Lagu-lagu anyar atau yang lebih jarang dibawakan, seperti “Won’t Stand Down” dan “Kill or Be Killed,” mendapat sambutan antusias sekalipun belum familiar didengar semua penonton.
Penonton antusias bertepuk tangan, siraman cahaya, dan suara “oh-oh-oh” menggema saat bagian refrain tiba. Tidak ada satu lagu pun yang tidak dinyanyikan, walau lagu relatif baru tetap diperlakukan seolah klasik.
“Resistance” menjadi anthem penuh harapan, disambut tangan-tangan yang teracung ke udara, sementara “Psycho" membuat arena terasa seperti medan latihan militer—dengan ribuan orang serentak meneriakkan “Aye, sir!” ke arah panggung.
“Kill or Be Killed” salah satu nomor terbaru menghadirkan agresi segar, membuktikan bahwa Muse tak sekadar hidup dari nostalgia dan belum kehilangan relevansi.
Unit rock asal Inggris, Muse, kembali guncang Jakarta. Kali ini, mereka mentas dalam konser bertajuk “Muse: Live in Jakarta" yang digelar di Pantai Carnaval, Ancol, Jakarta Utara, Jumat (19/9/2025). (IDN Times/Wahyu Kurniawan)
Tentu yang tak kalah kilmaks saat Muse memainkan “Plug in Baby.” Begitu riff pembuka yang nyaring itu dimainkan, stadion meledak seketika. Lagu ini seperti roket yang menghantam atmosfer—keras, cepat, penuh ledakan adrenalin.
Visual layar dipenuhi warna neon yang berkedip seperti arcade tahun 80-an, membuat panggung futuristik. Maklum, ada 20 an LED menggantung, naik-turun menyesuaikan konsep lagu, seakan menyatu dengan suara gitar Bellamy yang meluncur bagai laser.
“Edannnn, visual panggungnya, megah pisan,” kata Athief Aiman, salah satu penggemar berat Muse.
Tak banyak basa-basi, Muse tampil lebih intim dengan hits andalan “Unintended.” Dengan format akustik, gemuruh yang sebelumnya membuncah, berganti jadi hening. Hanya tersisa gitar akustik Matt Bellamy dan ribuan lampu ponsel yang berkelap-kelip seperti bintang.
Banyak yang terisak, beberapa berpelukan sambil bernanyi. Maklum, nomor ini baru pertama kali dimainkan di tanah air, karena pada konser perdananya Muse tak menyanyikan lagu mendayu-dayu dan populer bagi remaja di era Milenium awal.

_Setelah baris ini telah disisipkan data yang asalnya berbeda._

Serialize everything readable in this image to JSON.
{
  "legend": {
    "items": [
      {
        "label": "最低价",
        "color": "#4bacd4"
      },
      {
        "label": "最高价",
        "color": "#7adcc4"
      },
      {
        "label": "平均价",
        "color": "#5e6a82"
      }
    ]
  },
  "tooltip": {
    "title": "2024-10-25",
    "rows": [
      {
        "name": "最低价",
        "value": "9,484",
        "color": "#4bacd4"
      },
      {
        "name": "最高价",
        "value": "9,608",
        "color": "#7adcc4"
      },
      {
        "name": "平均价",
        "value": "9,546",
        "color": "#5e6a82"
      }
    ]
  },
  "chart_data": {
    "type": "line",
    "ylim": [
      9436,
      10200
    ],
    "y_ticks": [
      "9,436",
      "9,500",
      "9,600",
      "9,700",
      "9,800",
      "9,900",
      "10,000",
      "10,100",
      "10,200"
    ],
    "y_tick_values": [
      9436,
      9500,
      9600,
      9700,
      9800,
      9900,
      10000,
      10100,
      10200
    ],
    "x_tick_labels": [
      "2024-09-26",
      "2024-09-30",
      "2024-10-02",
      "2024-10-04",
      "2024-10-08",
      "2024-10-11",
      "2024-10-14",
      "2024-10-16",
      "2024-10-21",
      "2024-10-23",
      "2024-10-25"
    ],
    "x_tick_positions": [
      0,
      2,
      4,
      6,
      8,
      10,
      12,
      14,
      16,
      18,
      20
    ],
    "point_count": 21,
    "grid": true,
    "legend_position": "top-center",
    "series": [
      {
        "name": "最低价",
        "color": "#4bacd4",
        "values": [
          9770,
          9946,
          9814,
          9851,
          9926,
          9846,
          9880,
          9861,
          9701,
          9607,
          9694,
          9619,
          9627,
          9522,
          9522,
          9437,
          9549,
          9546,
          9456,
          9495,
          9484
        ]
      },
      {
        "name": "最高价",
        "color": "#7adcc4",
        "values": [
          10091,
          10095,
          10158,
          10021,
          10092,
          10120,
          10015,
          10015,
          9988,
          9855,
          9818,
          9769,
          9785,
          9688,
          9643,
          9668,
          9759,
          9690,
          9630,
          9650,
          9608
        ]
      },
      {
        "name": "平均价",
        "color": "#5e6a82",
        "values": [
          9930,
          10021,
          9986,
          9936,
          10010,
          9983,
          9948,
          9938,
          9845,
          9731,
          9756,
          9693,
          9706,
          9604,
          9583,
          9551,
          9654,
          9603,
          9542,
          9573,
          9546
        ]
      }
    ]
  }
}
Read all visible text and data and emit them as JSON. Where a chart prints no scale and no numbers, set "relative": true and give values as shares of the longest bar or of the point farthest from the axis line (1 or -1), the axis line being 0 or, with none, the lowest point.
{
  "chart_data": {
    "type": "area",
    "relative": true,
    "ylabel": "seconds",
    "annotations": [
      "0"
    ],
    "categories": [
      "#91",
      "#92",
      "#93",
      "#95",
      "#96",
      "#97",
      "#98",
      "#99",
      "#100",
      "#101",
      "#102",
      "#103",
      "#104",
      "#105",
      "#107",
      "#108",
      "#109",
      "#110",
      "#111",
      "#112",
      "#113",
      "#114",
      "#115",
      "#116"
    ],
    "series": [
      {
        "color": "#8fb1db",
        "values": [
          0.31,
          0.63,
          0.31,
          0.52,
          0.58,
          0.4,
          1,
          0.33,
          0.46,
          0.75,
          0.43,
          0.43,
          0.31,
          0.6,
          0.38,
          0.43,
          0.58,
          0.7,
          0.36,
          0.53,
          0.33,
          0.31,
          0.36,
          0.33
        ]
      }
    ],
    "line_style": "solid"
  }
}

Nomor andalan lain kemudian dimainkan, mulai dari “Time is Running Out,” “Supermassive Black Hole,” dan “Uprising.” Pesta kembang api yang menyala di langit Ancol, berpadu dengan dentuman keras lagu “Knights of Cydonia.”
Hits “Starlight,” diibaratkan sebagai sebuah happy ending dari pentas Muse yang tak terlupakan dalam konsernya kali ini. Diikuti gemerlap kembang api yang menghiasi langit Pantai Karnaval Ancol.